慰霊祭で玉串を奉納した高桑保さん(右)=今年4月1日、大和市の深見神社

 太平洋戦争中、首都東京の空を守る拠点だった旧日本海軍厚木基地(大和、綾瀬市)-。米軍爆撃機B29を迎撃した厚木航空隊は終戦直後、徹底抗戦を唱え、反乱軍となった歴史を持つ。今年4月1日に開かれた慰霊祭は戦後72年が経過し、元隊員の参列者は3人となった。若くして亡くなった戦友をしのび、平和の重さをかみしめる。

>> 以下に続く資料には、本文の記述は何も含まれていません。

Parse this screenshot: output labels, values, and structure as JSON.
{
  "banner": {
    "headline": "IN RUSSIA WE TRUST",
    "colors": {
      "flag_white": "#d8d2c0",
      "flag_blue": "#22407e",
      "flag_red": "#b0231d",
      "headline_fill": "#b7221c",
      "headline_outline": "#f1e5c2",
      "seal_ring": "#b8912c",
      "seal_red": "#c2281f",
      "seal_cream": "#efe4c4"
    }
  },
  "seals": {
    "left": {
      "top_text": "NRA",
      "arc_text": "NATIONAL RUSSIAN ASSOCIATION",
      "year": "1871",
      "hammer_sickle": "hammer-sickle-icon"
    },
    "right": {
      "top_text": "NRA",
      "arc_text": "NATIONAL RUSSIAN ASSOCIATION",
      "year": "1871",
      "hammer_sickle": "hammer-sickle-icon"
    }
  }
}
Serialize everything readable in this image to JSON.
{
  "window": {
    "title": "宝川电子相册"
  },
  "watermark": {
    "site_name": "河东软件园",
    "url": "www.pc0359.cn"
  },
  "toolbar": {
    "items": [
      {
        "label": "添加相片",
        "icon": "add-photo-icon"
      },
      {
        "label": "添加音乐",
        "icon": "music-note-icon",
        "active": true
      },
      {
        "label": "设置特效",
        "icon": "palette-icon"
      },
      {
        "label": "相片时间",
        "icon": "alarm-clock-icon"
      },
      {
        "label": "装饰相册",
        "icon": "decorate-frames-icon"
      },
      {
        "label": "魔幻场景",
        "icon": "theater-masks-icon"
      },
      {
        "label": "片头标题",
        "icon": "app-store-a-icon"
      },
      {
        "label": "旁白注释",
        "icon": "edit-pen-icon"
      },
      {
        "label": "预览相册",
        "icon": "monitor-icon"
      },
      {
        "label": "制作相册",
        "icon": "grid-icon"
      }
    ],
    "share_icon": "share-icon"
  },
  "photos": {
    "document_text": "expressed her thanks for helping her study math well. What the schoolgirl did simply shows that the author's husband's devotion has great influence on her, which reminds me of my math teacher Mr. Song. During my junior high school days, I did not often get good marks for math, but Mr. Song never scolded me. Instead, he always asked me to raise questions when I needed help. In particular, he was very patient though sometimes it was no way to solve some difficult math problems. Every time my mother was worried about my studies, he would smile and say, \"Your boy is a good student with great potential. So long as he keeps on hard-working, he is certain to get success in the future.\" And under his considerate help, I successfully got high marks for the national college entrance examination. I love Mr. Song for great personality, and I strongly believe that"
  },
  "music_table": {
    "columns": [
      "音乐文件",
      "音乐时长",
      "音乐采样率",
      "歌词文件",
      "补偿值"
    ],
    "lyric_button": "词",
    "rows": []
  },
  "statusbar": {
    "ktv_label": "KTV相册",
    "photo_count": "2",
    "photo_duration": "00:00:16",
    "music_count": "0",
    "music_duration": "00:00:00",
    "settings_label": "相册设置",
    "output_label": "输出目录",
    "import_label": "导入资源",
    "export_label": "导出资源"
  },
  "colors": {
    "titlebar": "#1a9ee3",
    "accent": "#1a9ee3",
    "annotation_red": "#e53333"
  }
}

 葉桜となった深見神社(大和市)での慰霊祭。少年兵だった高桑保さん(90)=東京都=は元隊員を代表し、玉串を奉納した。15歳11カ月で海軍に志願。横須賀で訓練を受け、1944年8月、厚木の航空写真班に配属された。同隊はB29迎撃のため、「雷電」「月光」といった戦闘機をそろえ、撃墜王も擁する空の砦(とりで)だった。諸説はあるが4千人近くが所属していた。

 本来の任務は偵察機で敵地に乗り込み、上空から写真を撮ることだった。ところが、負け戦で偵察は少なく、実戦経験はない。実際の主な任務は事故機の撮影だった。物資も熟練工も足りず、「カラスが鳴かぬ日があっても、飛行機が落ちない日はない」とやゆされた。高桑さんの写真は再発防止に向けた資料となった。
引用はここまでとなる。